Der Schmetterling ist gelandet

Der DJ und Labelmacher Wilson Vilares hat eine Passion für lusophone Tanzmusik aus Angola, Mosambik, Guinea-Bissau, Kapverden sowie São Tomé und Príncipe. Und er lässt Berlin an dieser Freude teilhaben

Ein ganz besonderer Schallplattenunterhalter: Wilson Vilares Foto: Promo

Von Eric Mandel

In Zeiten, in denen das Berliner Nachtleben sich aufs Sitztrinken im kleinen Kreis beschränkt, müssen die Vielflieger unter den DJs am Boden bleiben. Die gute Nachricht: Ein seltener Schmetterling unter den Schallplattenunterhaltern ist trotzdem in der Stadt gelandet: Der DJ und Labelmacher Wilson Vilares aus Lissabon nutzt einen Kurzbesuch, um aufzulegen und den Katalog seines Labels Celeste Mariposa („Himmlischer Schmetterling“) zu promoten.

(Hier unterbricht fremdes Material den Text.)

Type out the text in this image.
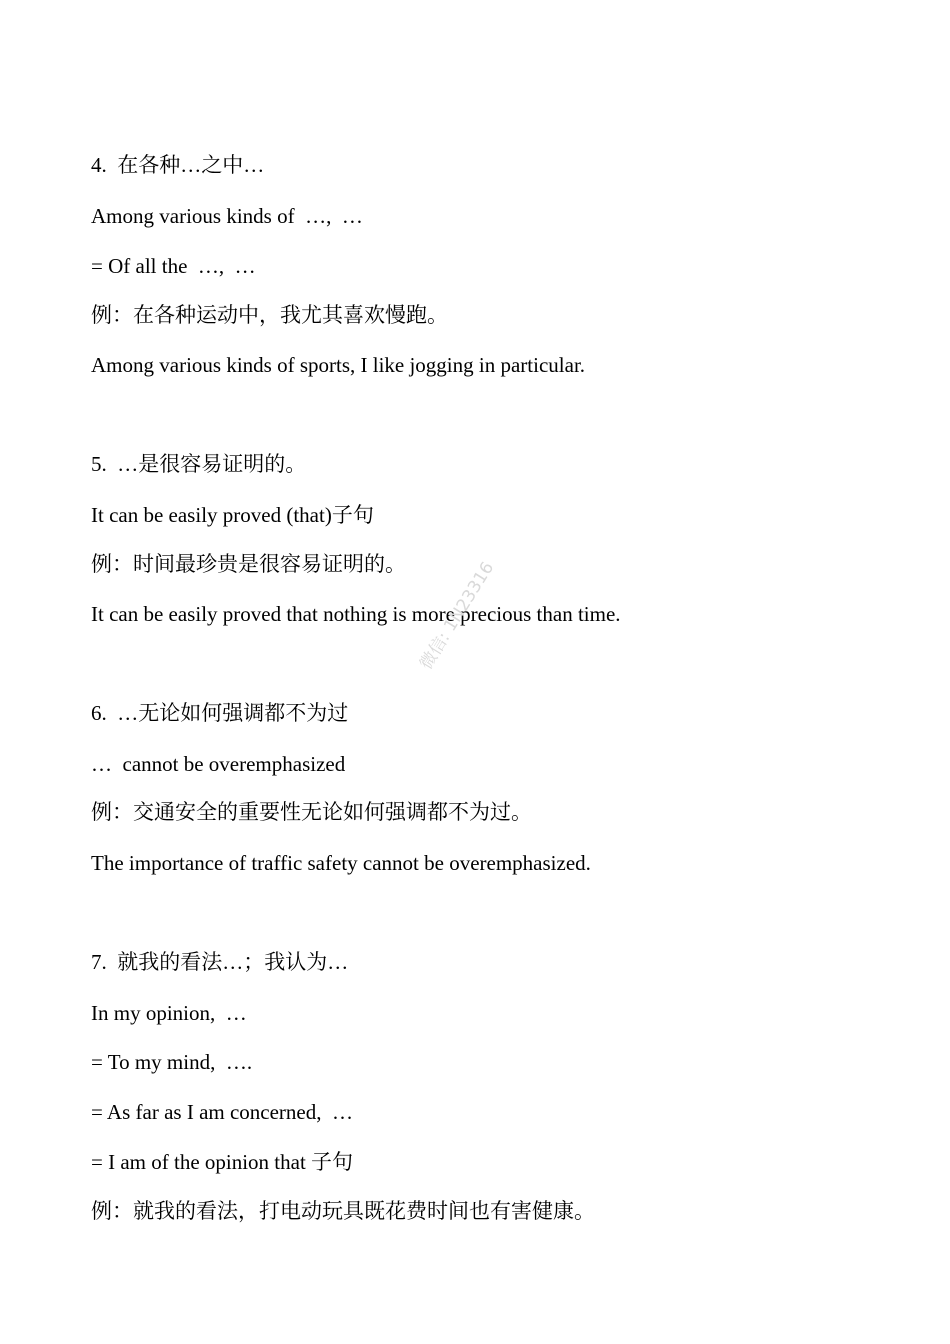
4.  在各种…之中…
Among various kinds of  …,  …
= Of all the  …,  …
例：在各种运动中，我尤其喜欢慢跑。
Among various kinds of sports, I like jogging in particular.
5.  …是很容易证明的。
It can be easily proved (that)子句
例：时间最珍贵是很容易证明的。
It can be easily proved that nothing is more precious than time.
6.  …无论如何强调都不为过
…  cannot be overemphasized
例：交通安全的重要性无论如何强调都不为过。
The importance of traffic safety cannot be overemphasized.
7.  就我的看法…；我认为…
In my opinion,  …
= To my mind,  ….
= As far as I am concerned,  …
= I am of the opinion that 子句
例：就我的看法，打电动玩具既花费时间也有害健康。
微信: 1N23316
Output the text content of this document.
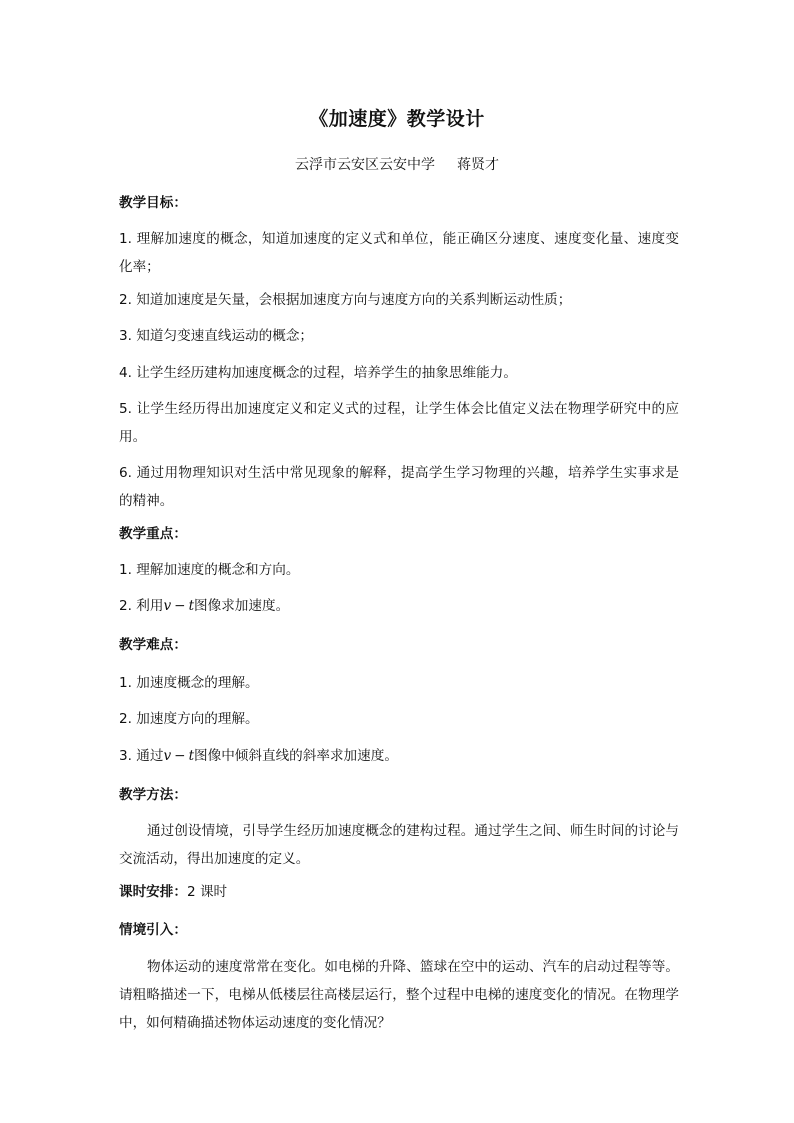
《加速度》教学设计
云浮市云安区云安中学 蒋贤才
教学目标：
1. 理解加速度的概念，知道加速度的定义式和单位，能正确区分速度、速度变化量、速度变化率；
2. 知道加速度是矢量，会根据加速度方向与速度方向的关系判断运动性质；
3. 知道匀变速直线运动的概念；
4. 让学生经历建构加速度概念的过程，培养学生的抽象思维能力。
5. 让学生经历得出加速度定义和定义式的过程，让学生体会比值定义法在物理学研究中的应用。
6. 通过用物理知识对生活中常见现象的解释，提高学生学习物理的兴趣，培养学生实事求是的精神。
教学重点：
1. 理解加速度的概念和方向。
2. 利用v − t图像求加速度。
教学难点：
1. 加速度概念的理解。
2. 加速度方向的理解。
3. 通过v − t图像中倾斜直线的斜率求加速度。
教学方法：
通过创设情境，引导学生经历加速度概念的建构过程。通过学生之间、师生时间的讨论与交流活动，得出加速度的定义。
课时安排：2 课时
情境引入：
物体运动的速度常常在变化。如电梯的升降、篮球在空中的运动、汽车的启动过程等等。请粗略描述一下，电梯从低楼层往高楼层运行，整个过程中电梯的速度变化的情况。在物理学中，如何精确描述物体运动速度的变化情况？
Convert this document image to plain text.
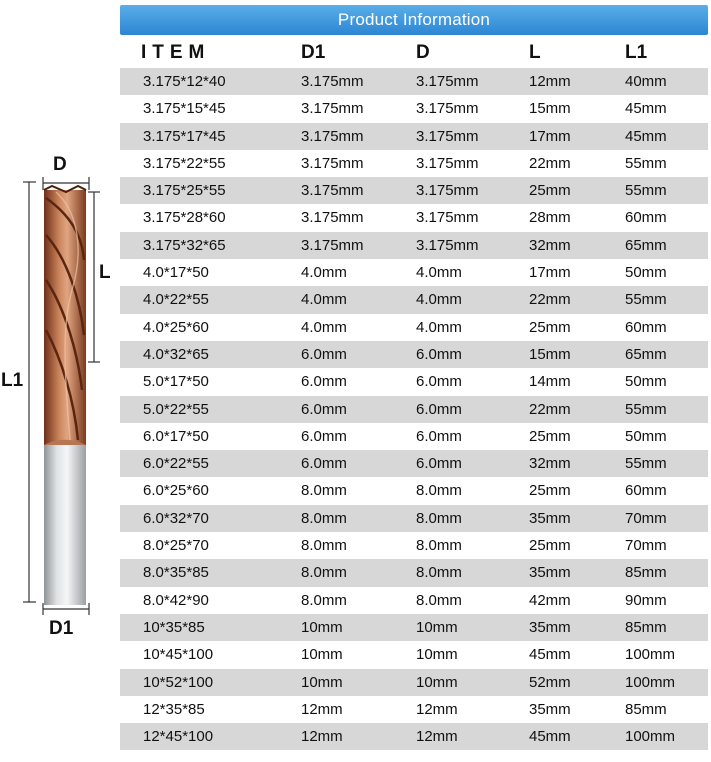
D
L
L1
D1
Product Information
ITEM	D1	D	L	L1
3.175*12*40	3.175mm	3.175mm	12mm	40mm
3.175*15*45	3.175mm	3.175mm	15mm	45mm
3.175*17*45	3.175mm	3.175mm	17mm	45mm
3.175*22*55	3.175mm	3.175mm	22mm	55mm
3.175*25*55	3.175mm	3.175mm	25mm	55mm
3.175*28*60	3.175mm	3.175mm	28mm	60mm
3.175*32*65	3.175mm	3.175mm	32mm	65mm
4.0*17*50	4.0mm	4.0mm	17mm	50mm
4.0*22*55	4.0mm	4.0mm	22mm	55mm
4.0*25*60	4.0mm	4.0mm	25mm	60mm
4.0*32*65	6.0mm	6.0mm	15mm	65mm
5.0*17*50	6.0mm	6.0mm	14mm	50mm
5.0*22*55	6.0mm	6.0mm	22mm	55mm
6.0*17*50	6.0mm	6.0mm	25mm	50mm
6.0*22*55	6.0mm	6.0mm	32mm	55mm
6.0*25*60	8.0mm	8.0mm	25mm	60mm
6.0*32*70	8.0mm	8.0mm	35mm	70mm
8.0*25*70	8.0mm	8.0mm	25mm	70mm
8.0*35*85	8.0mm	8.0mm	35mm	85mm
8.0*42*90	8.0mm	8.0mm	42mm	90mm
10*35*85	10mm	10mm	35mm	85mm
10*45*100	10mm	10mm	45mm	100mm
10*52*100	10mm	10mm	52mm	100mm
12*35*85	12mm	12mm	35mm	85mm
12*45*100	12mm	12mm	45mm	100mm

Vor Jahren tourte Wilson mit seinem Partner José Rotativo unter diesem Namen über die House-Floors europäischer Festivals und Clubs. Doch dann erwachte im Sohn angolanischer Eltern das Interesse an der Musik aus den ehemaligen portugiesischen Kolonien in Afrika: Angola, Mosambik, Guinea-Bissau, die Kapverdischen Inseln und der Inselstaat São Tomé und Príncipe.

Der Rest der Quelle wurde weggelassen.